Безмолвие, воцарявшееся после того, как истории оканчивались и улетучивалось последнее слово, напоминало уединение людей во время дождя. Уставив глаза в пол, мы оказывались на невероятном удалении друг от друга. А теперь со всей деликатностью уведите всех, оставьте меня одного: какой неожиданный покой окутывает душу, какая странная тревога – как тут обойтись без какой-нибудь новой истории, разве перенесу я такое одиночество? И значит, надобно вспомнить нечто страшное, впервые рассказанное, может быть, целую вечность назад, еще до сотворения мира. А ужасающее безмолвие, окутывающее эту историю, равно моему одиночеству, когда в доме темно и я в нем – один-одинешенек.
В той же зале было длинное темное сооружение, которое называли Библиотекой. За стеклами тесно жались друг к другу большие зеленоватые тома, а за ними в глубине – бессчетное множество других, так что ужас охватывал при мысли о них, и еще было страшно представить – вдруг ты заблудишься в городе Асуньон-дель– Парагвай, который в виде черной гравюры раскинулся в самом центре Энциклопедии. Так я сидел чуть в стороне от книжных рядов в одиночестве, в непроницаемой тишине, а за стенами дома шел дождь. И сегодня я не знаю точно: эта история – то ли я измыслил ее, то ли увидел во сне, то ли вспомнил, перелистывая знакомую книгу?
В своем вертепе
[5]
марионетка Арлекин дожидался начала репетиции; согнутый пополам, он напоминал небольшой узел из палочек и тряпок. Худо-бедно, его поза позволяла ему по крайней мере разглядывать свободную игру красного и черного на своем одеянии, освещенном ровным и чистым, как серебро, светом, струящимся из широкого слухового окна.
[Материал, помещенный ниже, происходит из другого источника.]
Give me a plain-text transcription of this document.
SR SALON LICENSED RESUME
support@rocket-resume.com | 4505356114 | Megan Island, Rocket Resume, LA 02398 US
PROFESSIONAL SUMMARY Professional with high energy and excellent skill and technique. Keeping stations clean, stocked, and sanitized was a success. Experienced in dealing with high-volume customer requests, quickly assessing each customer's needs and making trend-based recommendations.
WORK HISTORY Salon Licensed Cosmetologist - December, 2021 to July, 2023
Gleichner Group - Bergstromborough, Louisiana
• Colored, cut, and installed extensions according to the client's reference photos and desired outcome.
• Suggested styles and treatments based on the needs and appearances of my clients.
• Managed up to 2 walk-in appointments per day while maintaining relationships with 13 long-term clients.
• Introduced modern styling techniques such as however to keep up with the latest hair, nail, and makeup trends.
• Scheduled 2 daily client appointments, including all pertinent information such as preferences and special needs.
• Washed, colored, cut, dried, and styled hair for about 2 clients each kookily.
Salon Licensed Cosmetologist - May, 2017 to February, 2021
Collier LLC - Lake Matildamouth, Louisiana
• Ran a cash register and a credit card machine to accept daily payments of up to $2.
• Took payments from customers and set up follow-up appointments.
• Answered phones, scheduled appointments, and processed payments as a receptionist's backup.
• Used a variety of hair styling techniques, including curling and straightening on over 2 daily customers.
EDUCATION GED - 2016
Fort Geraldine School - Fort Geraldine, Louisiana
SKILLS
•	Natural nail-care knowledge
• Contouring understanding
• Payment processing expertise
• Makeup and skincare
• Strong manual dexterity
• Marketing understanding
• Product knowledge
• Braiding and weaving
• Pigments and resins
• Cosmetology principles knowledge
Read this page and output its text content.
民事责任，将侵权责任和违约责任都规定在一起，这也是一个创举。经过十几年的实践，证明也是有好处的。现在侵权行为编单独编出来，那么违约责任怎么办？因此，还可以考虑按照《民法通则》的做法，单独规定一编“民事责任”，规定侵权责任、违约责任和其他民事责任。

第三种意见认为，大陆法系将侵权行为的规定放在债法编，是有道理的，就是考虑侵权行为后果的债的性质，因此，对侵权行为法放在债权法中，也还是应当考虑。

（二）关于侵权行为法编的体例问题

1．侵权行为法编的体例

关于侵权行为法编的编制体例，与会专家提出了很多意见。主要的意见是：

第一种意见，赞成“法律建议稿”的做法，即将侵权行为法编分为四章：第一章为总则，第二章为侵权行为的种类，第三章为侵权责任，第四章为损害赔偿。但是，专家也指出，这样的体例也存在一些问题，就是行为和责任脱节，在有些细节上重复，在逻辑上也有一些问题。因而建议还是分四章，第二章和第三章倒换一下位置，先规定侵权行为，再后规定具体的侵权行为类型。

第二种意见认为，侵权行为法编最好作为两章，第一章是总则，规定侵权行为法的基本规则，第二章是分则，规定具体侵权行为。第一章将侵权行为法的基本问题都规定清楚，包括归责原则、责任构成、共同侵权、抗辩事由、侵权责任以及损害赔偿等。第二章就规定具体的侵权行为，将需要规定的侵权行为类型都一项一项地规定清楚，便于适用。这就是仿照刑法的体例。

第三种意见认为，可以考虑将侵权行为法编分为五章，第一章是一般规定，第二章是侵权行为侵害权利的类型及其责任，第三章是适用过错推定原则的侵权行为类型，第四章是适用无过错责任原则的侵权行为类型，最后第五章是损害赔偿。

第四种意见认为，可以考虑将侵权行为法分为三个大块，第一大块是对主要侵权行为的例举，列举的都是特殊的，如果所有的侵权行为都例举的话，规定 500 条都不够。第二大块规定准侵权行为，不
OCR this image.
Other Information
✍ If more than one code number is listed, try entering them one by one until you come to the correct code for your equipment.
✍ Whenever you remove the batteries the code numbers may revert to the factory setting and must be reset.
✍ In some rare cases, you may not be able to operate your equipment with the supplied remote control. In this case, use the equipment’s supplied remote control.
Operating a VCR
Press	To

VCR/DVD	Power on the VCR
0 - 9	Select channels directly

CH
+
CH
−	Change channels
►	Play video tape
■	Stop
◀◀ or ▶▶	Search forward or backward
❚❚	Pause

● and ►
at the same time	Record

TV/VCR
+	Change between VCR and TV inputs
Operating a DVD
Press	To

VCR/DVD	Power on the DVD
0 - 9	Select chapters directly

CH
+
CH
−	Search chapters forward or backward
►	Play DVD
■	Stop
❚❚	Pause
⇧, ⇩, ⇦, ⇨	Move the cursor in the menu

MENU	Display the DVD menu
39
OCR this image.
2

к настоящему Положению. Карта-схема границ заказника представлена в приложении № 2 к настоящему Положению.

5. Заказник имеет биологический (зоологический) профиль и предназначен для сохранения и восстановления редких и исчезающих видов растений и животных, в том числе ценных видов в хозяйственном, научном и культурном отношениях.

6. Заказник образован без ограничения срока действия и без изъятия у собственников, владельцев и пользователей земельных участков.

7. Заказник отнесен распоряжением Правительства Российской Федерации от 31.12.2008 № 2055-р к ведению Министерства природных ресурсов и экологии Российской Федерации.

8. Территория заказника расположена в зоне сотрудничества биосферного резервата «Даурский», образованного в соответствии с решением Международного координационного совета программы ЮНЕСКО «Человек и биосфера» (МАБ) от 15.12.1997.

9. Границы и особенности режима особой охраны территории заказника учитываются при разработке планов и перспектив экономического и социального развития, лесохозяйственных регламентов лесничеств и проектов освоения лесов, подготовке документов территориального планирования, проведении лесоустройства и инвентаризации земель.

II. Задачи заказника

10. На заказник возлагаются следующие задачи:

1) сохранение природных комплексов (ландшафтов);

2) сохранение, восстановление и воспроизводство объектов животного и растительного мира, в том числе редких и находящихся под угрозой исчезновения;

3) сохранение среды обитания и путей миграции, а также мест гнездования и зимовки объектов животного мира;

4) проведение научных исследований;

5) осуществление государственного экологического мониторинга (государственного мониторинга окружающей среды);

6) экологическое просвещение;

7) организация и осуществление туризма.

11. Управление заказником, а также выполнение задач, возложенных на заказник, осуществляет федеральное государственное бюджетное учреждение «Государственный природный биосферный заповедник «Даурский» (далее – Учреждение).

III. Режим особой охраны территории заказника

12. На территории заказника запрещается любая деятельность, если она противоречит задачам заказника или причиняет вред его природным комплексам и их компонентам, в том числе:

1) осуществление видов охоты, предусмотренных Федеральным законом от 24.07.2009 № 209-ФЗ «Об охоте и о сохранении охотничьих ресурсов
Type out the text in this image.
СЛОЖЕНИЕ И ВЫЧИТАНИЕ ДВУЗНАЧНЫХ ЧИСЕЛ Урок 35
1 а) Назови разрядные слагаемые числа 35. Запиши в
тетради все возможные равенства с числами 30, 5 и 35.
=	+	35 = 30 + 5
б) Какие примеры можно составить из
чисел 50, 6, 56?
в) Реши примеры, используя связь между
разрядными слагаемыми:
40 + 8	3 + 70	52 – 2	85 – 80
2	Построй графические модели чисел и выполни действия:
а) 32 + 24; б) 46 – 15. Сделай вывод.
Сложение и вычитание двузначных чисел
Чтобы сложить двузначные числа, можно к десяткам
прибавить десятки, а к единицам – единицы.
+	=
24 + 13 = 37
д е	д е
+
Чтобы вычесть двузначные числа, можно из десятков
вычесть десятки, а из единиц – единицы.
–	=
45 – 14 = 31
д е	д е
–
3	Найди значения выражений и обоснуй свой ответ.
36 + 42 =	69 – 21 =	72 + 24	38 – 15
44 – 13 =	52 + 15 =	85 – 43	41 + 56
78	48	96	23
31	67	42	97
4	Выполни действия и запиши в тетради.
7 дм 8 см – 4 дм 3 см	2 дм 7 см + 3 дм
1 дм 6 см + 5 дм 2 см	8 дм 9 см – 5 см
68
За его спиной находилась дверь, через которую по окончании представления уходили Маэстро и его помощники, а перед ним – узкий, тонущий во мраке зал театра.
История о пайядоре
[8]
Девочка эта в первый раз спела напев пайядора в один из вечеров, когда мы все сидели возле голых стен прачечной. Помнится, напев показался мне грустным-прегрустным, как желтая дорога в зимний вечер – в один из тех вечеров, что можно прятать в ладонях, подобно стеклянному шарику, в котором снег падает на неподвижного путника, и с путником этим мы связаны лишь нашей неподвижностью – он внутри стекла, а мы – снаружи.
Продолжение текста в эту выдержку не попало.